No rationale to distort census
The constitutionally mandated decennial census of the country’s population is a daunting undertaking. So is following the false logic of the Trump administration’s pretexts for distorting its outcome. This week, even after a Republicanleaning Supreme Court and his most loyal subordinates had given up on President Trump’s campaign to add a citizenship question to the census, he was still trying to tweet the scheme back from the dead.
On Wednesday, a Justice Department lawyer confronted with a presidential outburst that seemed to ignore every preceding event was compelled to reassure a judge, “I am doing my absolute best to figure out what’s going on.” As of Friday, census forms were being printed without the citizenship question even as Trump and other administration officials insisted they were still searching for a way to add one.
The administration’s sustained crackdown on legal and illegal immigration alike lends an unmistakably ominous cast to its proposal to quiz every resident of the country about his or her citizenship status. The citizenship question, which hasn’t been part of the census for more than a half century, would probably depress the count in California and other polyglot states along with their share of federal resources and political representation.

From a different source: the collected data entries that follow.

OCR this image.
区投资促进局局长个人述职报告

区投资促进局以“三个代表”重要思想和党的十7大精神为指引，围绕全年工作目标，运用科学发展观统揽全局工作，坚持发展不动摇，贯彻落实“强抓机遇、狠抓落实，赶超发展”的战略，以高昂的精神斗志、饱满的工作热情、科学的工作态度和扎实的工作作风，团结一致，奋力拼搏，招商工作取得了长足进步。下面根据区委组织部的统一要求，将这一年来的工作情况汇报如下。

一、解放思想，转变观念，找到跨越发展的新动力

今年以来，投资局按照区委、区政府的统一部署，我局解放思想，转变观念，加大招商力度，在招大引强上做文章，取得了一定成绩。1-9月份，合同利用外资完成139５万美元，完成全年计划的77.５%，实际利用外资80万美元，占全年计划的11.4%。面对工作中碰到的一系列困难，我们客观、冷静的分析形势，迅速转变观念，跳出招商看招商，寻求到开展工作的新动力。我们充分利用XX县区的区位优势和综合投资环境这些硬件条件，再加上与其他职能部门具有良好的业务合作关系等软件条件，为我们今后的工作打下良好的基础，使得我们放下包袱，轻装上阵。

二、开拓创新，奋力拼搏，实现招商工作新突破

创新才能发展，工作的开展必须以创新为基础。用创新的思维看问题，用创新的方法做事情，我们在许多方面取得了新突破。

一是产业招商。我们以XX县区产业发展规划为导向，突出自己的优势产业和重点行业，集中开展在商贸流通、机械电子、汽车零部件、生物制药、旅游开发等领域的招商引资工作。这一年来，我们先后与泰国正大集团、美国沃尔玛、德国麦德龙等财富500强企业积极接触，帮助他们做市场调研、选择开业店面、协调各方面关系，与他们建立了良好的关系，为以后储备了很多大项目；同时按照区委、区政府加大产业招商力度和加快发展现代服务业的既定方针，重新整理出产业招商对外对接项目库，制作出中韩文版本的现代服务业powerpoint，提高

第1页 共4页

Commerce Secretary Wilbur Ross, whose department includes the Census Bureau, told Congress and the courts that the question was devised several months into his tenure for the noble purpose of gathering data to help the Justice Department enforce voting rights — an explanation that seems to have been nonsense. Or as Chief Justice John Roberts more politely put it, “The secretary was determined to reinstate a citizenship question from the time he entered office; instructed his staff to make it happen ... and adopted the Voting Rights Act rationale late in the process. Altogether, the evidence tells a story that does not match the explanation the secretary gave for his decision.”
Roberts’ ruling had the virtue of being correct and the vice of straining to defer to an administration that has earned no such deference. Even as he deemed Ross’ account disingenuous, the chief justice inexplicably suggested that the administration could yet offer another rationale that would pass legal muster.
Having already put forward an obviously false pretext, however, Ross and other officials apparently lacked the imagination or audacity to try again. Not so the president.
Even as the printing of census forms proceeded, Trump told reporters Friday that he is considering an executive order among “four or five” ways to add a citizenship question. The president has also floated the possibility of attaching an “addendum” asking about citizenship to the regular census questionnaire. Government lawyers, meanwhile, told a judge in Maryland that they were looking for a “new rationale” for the question and pleaded for more time to do so.
At the same time, the president and other top officials continued to hint at the old, real rationale. Acting Citizenship and Immigration Services Director Ken Cuccinelli said Friday that the data gleaned from the proposed question would fuel “the ongoing debate over how we deal ... with the burden of those who are not here legally.” And Trump said the question is necessary “No. 1 ... for Congress for redistricting.” Such comments reveal the administration’s determination to taint a timehonored factfinding process with bigotry and partisanship.